Crucial Facts About Trust Deed Investments

By Bernice Terry


Trust deed investments are schemes where loans are provided with real estate as security. The maturity period for most of these loans is five years maximum. This is considered short term since a large portion of these loans mature in two years. The target groups for these loans are professionals in estate development.

The economic crisis gave rise to the industry because so many properties were available in the market at reduced prices. The foreclosure prices were low and attractive to investors. They only need small amounts to acquire a property, refurbish it and put it back in the market at a higher price. Their returns in these transactions were attractive and profitable. The gap was created by cautious lending exercised by conventional mortgage lenders at the wake of the economic crisis.

The cautious approach to lending by mortgage banks resulted from excess property that remained in their hands after the economic crisis. This property was not easily convertible to liquid cash which is the lifeline for banks. Providing such assets as security to loans would only be attractive to non-conventional lenders. Banks considered continued lending in this manner as dangerous and loose. It was thus abandoned and left to trust deed investment schemes.

The criteria for banks to lend to real estate have become too strict. This is driven by the argument that the estate is not ready for occupation by the time the loan installments are due. Banks now consider real estate developers opportunists and speculators. This has stifled the availability of funds for this sector and led to the emergence of another segment.

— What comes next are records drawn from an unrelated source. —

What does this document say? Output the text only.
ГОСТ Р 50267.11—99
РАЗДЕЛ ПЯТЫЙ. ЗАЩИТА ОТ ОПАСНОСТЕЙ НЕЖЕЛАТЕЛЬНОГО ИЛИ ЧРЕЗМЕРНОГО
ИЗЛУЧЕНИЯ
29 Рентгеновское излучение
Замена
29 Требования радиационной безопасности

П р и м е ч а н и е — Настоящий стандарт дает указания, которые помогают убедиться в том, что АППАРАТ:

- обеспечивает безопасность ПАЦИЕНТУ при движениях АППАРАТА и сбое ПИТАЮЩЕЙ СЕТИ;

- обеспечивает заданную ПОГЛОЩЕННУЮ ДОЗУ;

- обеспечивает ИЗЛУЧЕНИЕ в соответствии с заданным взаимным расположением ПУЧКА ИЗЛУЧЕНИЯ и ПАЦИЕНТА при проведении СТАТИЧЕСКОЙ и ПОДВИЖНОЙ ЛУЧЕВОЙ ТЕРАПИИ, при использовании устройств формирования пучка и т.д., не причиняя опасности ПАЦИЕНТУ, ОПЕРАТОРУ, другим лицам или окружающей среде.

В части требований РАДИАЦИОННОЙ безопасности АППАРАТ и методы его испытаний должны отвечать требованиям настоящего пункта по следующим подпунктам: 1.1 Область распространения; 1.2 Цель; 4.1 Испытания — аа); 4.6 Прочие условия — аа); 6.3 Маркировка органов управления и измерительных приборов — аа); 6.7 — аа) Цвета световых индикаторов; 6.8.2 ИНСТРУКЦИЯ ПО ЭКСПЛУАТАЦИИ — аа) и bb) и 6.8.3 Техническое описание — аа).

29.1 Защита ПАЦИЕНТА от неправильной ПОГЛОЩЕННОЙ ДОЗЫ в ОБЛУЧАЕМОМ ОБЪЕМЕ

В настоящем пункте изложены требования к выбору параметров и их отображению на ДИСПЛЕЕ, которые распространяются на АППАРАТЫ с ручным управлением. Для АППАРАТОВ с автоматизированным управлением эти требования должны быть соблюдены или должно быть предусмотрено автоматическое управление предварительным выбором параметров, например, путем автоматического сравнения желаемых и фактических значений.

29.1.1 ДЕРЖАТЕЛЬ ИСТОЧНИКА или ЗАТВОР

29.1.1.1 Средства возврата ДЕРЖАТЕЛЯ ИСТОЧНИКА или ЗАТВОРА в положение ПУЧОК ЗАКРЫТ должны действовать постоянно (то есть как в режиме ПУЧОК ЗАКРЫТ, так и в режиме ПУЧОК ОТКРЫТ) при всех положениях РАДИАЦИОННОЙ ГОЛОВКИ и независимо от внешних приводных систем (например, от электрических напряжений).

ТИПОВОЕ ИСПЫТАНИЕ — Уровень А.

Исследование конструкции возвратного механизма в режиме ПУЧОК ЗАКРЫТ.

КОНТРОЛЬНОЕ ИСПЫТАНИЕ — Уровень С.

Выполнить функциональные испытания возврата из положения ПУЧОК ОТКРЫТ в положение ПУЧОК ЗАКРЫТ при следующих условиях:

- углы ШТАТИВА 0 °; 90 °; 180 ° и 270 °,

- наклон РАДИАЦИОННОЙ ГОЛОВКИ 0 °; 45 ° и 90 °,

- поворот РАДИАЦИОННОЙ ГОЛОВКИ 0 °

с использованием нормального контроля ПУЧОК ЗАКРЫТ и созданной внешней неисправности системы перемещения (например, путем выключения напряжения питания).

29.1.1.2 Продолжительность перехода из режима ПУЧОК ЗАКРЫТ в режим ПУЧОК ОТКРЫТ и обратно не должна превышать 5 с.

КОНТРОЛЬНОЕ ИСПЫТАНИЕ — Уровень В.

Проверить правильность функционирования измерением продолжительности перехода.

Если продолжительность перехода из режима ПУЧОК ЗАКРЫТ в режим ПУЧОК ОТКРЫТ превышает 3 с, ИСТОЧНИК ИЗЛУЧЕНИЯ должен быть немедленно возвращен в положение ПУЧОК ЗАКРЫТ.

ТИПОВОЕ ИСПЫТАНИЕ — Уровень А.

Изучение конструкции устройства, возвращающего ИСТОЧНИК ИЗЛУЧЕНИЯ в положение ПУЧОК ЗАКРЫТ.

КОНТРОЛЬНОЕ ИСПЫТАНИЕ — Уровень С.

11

With limited funds for their activities, developers turned to money that was easily available and did not require strict rules. Lenders could negotiate better terms because they had the money. Interest rates for such schemes are tilted in favor of lenders. Borrowers in this situation target huge returns and can therefore afford the profits that are demanded by borrowers.

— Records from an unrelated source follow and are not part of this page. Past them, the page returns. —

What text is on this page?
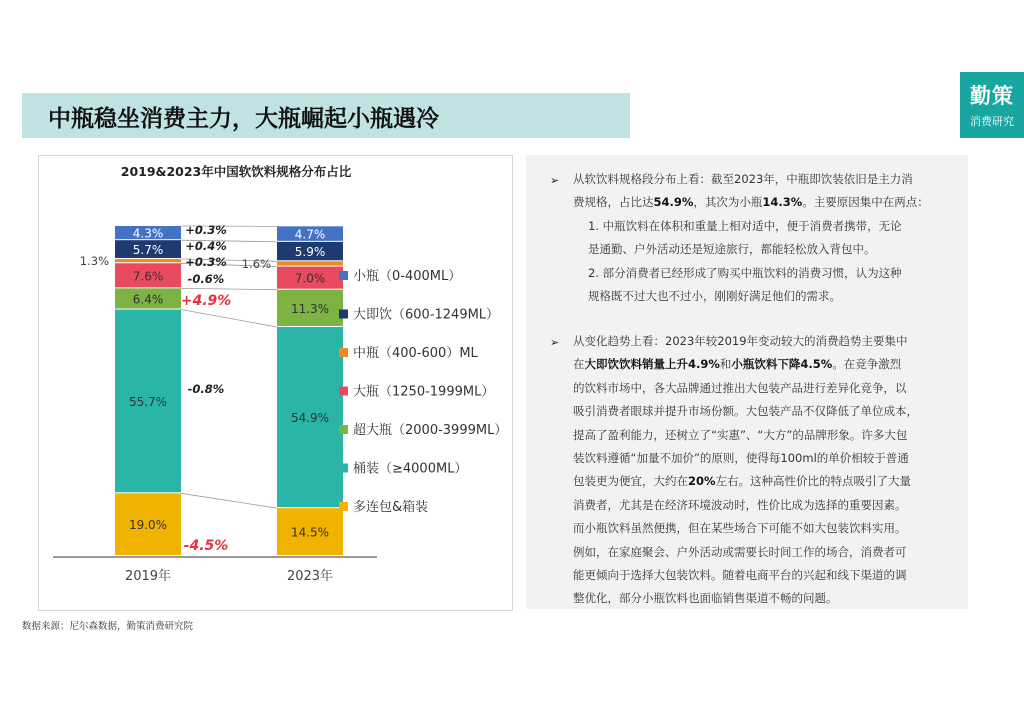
中瓶稳坐消费主力，大瓶崛起小瓶遇冷
勤策
消费研究
2019&2023年中国软饮料规格分布占比
19.0%
55.7%
6.4%
7.6%
1.3%
5.7%
4.3%
14.5%
54.9%
11.3%
7.0%
1.6%
5.9%
4.7%
-4.5%
-0.8%
+4.9%
-0.6%
+0.3%
+0.4%
+0.3%
2019年	2023年
小瓶（0-400ML）
大即饮（600-1249ML）
中瓶（400-600）ML
大瓶（1250-1999ML）
超大瓶（2000-3999ML）
桶装（≥4000ML）
多连包&箱装
➢ 从软饮料规格段分布上看：截至2023年，中瓶即饮装依旧是主力消
费规格，占比达54.9%，其次为小瓶14.3%。主要原因集中在两点：
1. 中瓶饮料在体积和重量上相对适中，便于消费者携带，无论
是通勤、户外活动还是短途旅行，都能轻松放入背包中。
2. 部分消费者已经形成了购买中瓶饮料的消费习惯，认为这种
规格既不过大也不过小，刚刚好满足他们的需求。
➢ 从变化趋势上看：2023年较2019年变动较大的消费趋势主要集中
在大即饮饮料销量上升4.9%和小瓶饮料下降4.5%。在竞争激烈
的饮料市场中，各大品牌通过推出大包装产品进行差异化竞争，以
吸引消费者眼球并提升市场份额。大包装产品不仅降低了单位成本，
提高了盈利能力，还树立了“实惠”、“大方”的品牌形象。许多大包
装饮料遵循“加量不加价”的原则，使得每100ml的单价相较于普通
包装更为便宜，大约在20%左右。这种高性价比的特点吸引了大量
消费者，尤其是在经济环境波动时，性价比成为选择的重要因素。
而小瓶饮料虽然便携，但在某些场合下可能不如大包装饮料实用。
例如，在家庭聚会、户外活动或需要长时间工作的场合，消费者可
能更倾向于选择大包装饮料。随着电商平台的兴起和线下渠道的调
整优化，部分小瓶饮料也面临销售渠道不畅的问题。
数据来源：尼尔森数据，勤策消费研究院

Professionally crafted schemes offer single digit return on investment. The money is available every month. The risks are low and lenders are bound to reap huge returns. In some cases, the profit margin will clock ten percent if the scheme is crafted in a professional manner. These are returns that cannot be obtained from similarly profiled investment plans. It is the margin of safety that offers a guarantee considering that the property is worth more than the amount borrowed.

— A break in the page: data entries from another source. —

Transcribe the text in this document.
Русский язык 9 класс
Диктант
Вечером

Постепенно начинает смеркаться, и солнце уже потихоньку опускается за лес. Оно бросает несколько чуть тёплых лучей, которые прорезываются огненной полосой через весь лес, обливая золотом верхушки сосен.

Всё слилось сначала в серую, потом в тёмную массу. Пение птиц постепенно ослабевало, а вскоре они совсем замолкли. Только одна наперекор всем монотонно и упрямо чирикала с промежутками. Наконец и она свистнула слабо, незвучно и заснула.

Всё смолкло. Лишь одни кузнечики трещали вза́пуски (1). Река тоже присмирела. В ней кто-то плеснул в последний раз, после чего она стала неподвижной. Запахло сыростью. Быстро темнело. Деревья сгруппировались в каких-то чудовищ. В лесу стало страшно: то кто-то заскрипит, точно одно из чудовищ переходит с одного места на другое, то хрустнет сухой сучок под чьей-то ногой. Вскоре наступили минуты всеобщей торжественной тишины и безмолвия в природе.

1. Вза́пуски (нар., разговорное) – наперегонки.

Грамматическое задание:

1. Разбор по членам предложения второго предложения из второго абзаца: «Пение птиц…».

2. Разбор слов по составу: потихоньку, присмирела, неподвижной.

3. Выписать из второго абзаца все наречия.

In case a borrower defaults, the lender may foreclosure the property to recover his investment. Interest that had been paid out is not recovered. The loan is given at sixty five percent of the property. The lender faces a challenge of not liquidating the property as fast as he would desire. It is not as easy as disposing shares or bonds.

Trust deed investments offer incredible returns especially for regular borrowers. The overall gains are increased by the addition of a point over the interest rate by mortgage banks for frequent borrowers. The return is as much as nine to twelve percent for schemes that are professionally run. The lender is not allowed to surpass the value of the loan in case the borrower defaults.